Benjamin Constant Botelho de Magalhães






Por Hiram Reis e Silva (*)

- Benjamin Constant

 

“Benjamin Constant veio ao mundo no porto do Meyer, freguesia de S. Lourenço do Município de Niterói, no dia em que a Igreja Positivista comemora Duclos, o moralista adjunto do grande pensador que resume o glorioso movimento espiritual no século XVIII - Diderot (18 de Outubro de 1836). Seu pai, Leopoldo Henrique de Magalhães Botelho, natural da Torre de Moncorvo, assentara praça voluntariamente, com vinte anos de idade, no regimento provisório de Portugal em 21 de novembro de 1821. (...)

 

Português por seu pai, Benjamin Constant já era brasileiro por sua mãe, D. Bernardina Joaquina da Silva Guimarães, natural do Rio Grande do Sul. Em 1836 quando nasceu o futuro Fundador da República na raça portuguesa, dirigia seu pai uma escola particular, onde ensinava primeiras letras, gramática portuguesa e latim. Escassos sendo, os recursos que daí auferia, porque a maior parte dos discípulos era pobre, viu-se obrigado a procurar outra profissão, apesar da verdadeira satisfação com que seguia o magistério. A proteção da família da Viscondessa de Macaé proporcionou ao 1° tenente Botelho de Magalhães a tentativa de um estabelecimento na cidade desta denominação (Macaé), onde ainda entregou-se ao professorado. Aí foi batizado o seu primogênito em 26 de março de 1837, dando-lhe o pai por patrono subjetivo Benjamin Constant, o célebre publicista do constitucionalismo de quem era entusiasta. (...)

 

De Macaé passou-se a família de Benjamin para Majé, onde aprendeu este o abc com o vigário da Freguesia; e depois para Petrópolis onde seu pai ensaiou a vida industrial estabelecendo uma padaria.
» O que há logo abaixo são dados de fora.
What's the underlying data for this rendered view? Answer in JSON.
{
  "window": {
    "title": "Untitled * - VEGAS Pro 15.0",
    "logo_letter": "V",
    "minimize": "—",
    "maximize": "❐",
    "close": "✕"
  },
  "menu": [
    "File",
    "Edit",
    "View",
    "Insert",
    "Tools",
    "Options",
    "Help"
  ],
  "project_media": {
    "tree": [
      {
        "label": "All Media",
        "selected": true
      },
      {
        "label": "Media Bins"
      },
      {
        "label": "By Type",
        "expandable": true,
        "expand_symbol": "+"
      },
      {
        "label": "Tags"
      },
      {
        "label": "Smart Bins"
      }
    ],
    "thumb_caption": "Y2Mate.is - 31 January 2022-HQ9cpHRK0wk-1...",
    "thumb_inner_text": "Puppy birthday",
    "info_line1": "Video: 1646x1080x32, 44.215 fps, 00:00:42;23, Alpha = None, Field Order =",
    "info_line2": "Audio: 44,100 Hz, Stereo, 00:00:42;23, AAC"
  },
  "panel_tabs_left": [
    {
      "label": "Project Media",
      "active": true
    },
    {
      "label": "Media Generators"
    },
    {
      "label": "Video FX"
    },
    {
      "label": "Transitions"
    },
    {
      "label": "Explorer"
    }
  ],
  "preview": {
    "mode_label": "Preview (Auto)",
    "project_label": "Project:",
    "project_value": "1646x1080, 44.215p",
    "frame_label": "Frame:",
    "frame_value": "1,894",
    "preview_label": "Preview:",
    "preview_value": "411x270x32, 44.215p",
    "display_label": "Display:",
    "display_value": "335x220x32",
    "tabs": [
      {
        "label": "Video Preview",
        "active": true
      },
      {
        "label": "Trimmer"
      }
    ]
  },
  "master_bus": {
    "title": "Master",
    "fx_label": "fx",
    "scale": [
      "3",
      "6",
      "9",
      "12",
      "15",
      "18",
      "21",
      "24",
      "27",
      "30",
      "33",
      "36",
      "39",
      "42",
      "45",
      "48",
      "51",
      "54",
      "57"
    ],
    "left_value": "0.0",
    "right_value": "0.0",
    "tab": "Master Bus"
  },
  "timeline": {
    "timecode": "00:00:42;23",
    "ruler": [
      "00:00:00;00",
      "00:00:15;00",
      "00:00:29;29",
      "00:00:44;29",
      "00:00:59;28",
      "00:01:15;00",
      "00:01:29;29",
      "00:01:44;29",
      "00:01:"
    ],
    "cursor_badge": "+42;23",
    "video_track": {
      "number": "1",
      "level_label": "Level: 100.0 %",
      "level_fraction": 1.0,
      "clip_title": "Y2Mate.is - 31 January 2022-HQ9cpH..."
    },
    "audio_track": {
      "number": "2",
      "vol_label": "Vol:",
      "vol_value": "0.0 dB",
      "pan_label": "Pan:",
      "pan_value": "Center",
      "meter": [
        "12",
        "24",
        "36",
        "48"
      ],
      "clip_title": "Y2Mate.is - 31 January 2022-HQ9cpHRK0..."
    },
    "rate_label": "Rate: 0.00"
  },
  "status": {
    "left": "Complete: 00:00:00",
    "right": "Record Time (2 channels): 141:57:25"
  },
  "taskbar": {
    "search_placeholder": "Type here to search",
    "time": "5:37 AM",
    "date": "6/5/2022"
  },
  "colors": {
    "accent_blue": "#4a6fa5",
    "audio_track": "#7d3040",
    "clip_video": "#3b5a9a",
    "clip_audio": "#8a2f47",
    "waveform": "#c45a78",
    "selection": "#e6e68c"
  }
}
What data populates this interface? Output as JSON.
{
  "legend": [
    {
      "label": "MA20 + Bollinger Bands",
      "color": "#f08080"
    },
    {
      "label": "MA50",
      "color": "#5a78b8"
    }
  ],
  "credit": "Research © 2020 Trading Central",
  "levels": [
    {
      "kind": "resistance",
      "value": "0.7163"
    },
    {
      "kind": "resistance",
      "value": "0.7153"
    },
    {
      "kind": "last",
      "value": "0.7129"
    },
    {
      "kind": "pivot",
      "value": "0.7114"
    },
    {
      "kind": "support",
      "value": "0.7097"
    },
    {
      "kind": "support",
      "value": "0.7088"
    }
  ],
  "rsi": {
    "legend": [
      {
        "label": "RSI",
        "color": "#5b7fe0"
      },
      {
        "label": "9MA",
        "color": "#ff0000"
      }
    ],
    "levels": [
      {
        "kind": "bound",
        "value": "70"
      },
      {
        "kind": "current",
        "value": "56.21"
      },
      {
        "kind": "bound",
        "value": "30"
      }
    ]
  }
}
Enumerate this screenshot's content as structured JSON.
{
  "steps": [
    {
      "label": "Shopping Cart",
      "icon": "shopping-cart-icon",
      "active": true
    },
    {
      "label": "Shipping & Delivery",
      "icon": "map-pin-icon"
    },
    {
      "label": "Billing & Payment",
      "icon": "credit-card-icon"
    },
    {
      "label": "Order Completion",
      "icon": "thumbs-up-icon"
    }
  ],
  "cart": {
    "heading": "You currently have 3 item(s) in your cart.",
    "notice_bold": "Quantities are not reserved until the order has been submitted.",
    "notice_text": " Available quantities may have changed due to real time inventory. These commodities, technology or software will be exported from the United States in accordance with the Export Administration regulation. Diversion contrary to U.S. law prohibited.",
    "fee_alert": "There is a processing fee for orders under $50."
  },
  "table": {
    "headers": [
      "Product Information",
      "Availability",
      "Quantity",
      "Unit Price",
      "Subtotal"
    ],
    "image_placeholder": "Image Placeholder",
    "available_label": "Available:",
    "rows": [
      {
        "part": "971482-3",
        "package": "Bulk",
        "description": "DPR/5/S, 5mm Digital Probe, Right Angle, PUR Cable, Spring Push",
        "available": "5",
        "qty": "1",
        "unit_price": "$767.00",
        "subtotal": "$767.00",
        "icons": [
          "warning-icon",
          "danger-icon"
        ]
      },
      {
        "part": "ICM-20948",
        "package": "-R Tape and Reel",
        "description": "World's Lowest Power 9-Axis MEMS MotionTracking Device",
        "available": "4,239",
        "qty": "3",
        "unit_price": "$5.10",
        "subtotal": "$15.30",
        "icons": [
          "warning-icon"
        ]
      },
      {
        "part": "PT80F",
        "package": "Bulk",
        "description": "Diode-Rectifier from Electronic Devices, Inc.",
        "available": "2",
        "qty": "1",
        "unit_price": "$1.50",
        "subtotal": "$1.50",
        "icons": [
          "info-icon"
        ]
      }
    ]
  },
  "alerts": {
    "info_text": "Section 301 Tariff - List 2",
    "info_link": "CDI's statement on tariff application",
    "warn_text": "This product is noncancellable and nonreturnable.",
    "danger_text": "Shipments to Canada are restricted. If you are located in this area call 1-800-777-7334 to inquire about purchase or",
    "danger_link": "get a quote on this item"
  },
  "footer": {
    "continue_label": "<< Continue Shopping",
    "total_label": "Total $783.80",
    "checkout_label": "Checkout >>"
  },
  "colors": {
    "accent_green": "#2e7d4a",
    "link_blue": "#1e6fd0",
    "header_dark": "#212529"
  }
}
E já pelo desejo de ser o mestre do filho, por quem era extremoso e em quem depositava as maiores esperanças, já atendendo às suas inclinações pedagógicas, abriu novamente a sua escola. Conta-se que já então Benjamin auxiliava o pai nas suas funções de professor, o que sem dúvida deve ter concorrido para a predileção que mais tarde revelou pelo magistério.

 

Em Petrópolis não sendo mais feliz do que fora em Niterói, porque o seu gênio bondoso levava-o a repartir gratuitamente pelos pobres da vizinhança os frutos de sua indústria e as suas lições, aceitou o pai de Benjamin Constant o convite do então Barão de Laje, que o estimava e o considerava muito, e passou a administrar uma fazenda deste em Minas, mediante a partilha dos lucros. Foi aí que a família de Benjamin Constant encontrou os seus melhores dias. Mas essa felicidade durou pouco tempo. A 15 de Outubro de 1849 sucumbiu o seu chefe após oito dias de moléstia e no dia seguinte era sepultado na capela de S. José da Paraibuna, deixando à pobre e desolada esposa cinco filhos, cujo mais velho apenas em vésperas de completar treze anos.

 

(...) Com o auxílio de uma amiga, fazendeira de Minas, a Sra. D. Bernardina Vale Amado, que lhe pagava o aluguel da casa, pode a mãe de Benjamin Constant estabelecer-se nesta cidade, onde com o produto de seu trabalho, aumentava o modesto meio soldo de seu marido. Aqui a encontramos em Agosto de 1850.

 

Benjamin Constant, cuja atividade teórica, fora despertada por seu pai, já ensinando-lhe a gramática portuguesa, o latim e o cálculo elementar, já acenando-lhe porventura com a glória das profissões espirituais e com a melhoria que daí proviria para a sua situação doméstica, deu-se pressa em angariar os meios de continuar os seus estudos, apenas aqui chegou. Neste intuito dirigiu-se a um antigo conhecido de seu pai que muitas promessas de auxílio e proteção fizera à sua família. O amigo, porém, depois de pensar algum tempo, aconselhou-o a seguir um ofício, talvez como o meio de ser em mais curto prazo útil aos seus. Ofereceu-lhe arranjá-lo como servente de pedreiro, com o projeto de formar dele um bom oficial. Benjamin retirou-se calado, mas ferido no seu amor próprio; e quando mais tarde foi promovido a alferes, apresentou-se fardado ao referido amigo, cujo comprimento recusou, dizendo-lhe que apenas o procurava para provar-lhe que tinha aptidão, não para ser um oficial de pedreiro, mas um oficial do exército brasileiro.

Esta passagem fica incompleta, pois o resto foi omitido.